What is canine osteoarthritis?
Canine osteoarthritis is a chronic joint inflammation caused by the deterioration of joint cartilage. It is a progressive and degenerative disease that can affect dogs of any size and any age.
However, large breed dogs, very active dogs such as agility dogs, hunting or working dogs, and obese dogs are more likely to develop osteoarthritis than the general population.
What causes canine osteoarthritis?
Most of the time, canine osteoarthritis develops when the aging organism loses the ability to replace the cartilage lost during the normal wear and tear process. Loss of cartilage creates inflammation, which leads to pain and visible clinical signs.

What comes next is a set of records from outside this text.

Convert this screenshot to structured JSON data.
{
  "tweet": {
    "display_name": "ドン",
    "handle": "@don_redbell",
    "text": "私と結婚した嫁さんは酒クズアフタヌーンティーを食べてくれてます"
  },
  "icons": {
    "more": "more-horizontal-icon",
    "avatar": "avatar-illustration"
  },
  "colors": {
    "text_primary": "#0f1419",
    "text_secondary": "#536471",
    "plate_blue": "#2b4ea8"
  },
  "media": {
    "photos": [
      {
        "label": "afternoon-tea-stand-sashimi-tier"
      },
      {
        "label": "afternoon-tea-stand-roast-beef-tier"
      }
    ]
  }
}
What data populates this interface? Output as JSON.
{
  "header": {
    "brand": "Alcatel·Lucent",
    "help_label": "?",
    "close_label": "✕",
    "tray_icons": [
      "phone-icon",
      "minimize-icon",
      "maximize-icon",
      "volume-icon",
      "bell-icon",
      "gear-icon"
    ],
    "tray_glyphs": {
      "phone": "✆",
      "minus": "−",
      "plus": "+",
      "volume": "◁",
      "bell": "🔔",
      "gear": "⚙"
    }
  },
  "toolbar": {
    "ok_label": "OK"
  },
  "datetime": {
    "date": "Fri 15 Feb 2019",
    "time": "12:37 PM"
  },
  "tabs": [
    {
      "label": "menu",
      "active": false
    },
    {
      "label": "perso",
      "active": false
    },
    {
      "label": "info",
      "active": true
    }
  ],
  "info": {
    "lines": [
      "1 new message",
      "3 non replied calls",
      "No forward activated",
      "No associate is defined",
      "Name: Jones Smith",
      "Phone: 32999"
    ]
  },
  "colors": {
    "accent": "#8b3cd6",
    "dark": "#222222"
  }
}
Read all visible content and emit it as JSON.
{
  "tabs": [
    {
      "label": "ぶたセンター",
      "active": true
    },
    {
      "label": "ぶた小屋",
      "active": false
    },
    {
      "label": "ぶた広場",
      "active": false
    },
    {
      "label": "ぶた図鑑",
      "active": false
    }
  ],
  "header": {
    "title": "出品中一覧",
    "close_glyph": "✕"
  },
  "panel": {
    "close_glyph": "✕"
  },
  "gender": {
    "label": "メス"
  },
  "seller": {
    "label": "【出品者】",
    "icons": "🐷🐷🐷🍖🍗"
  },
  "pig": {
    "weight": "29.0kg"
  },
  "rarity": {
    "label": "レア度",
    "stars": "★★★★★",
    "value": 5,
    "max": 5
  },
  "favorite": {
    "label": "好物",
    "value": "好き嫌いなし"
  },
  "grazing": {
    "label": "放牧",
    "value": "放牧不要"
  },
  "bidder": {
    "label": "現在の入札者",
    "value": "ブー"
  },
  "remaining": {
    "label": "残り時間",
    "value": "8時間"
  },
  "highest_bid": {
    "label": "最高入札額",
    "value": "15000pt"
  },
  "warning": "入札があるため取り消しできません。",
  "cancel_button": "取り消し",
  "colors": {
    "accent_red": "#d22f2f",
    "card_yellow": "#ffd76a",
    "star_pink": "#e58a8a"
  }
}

In younger animals, canine osteoarthritis can result from a traumatic event affecting the joint, from abnormal wear and tear, or from genetic issues such as Canine Hip Dysplasia. Dogs with certain metabolic or infectious diseases, such as diabetes or tick-borne diseases, and obese dogs may be at a higher risk for osteoarthritis.
If you believe your dog may be suffering from osteoarthritis, consult with your veterinarian. Your veterinarian will perform an assessment of historical symptoms and a physical examination. The stage and severity of your pet’s osteoarthritis may be factors in the treatment and management plan your veterinarian recommends.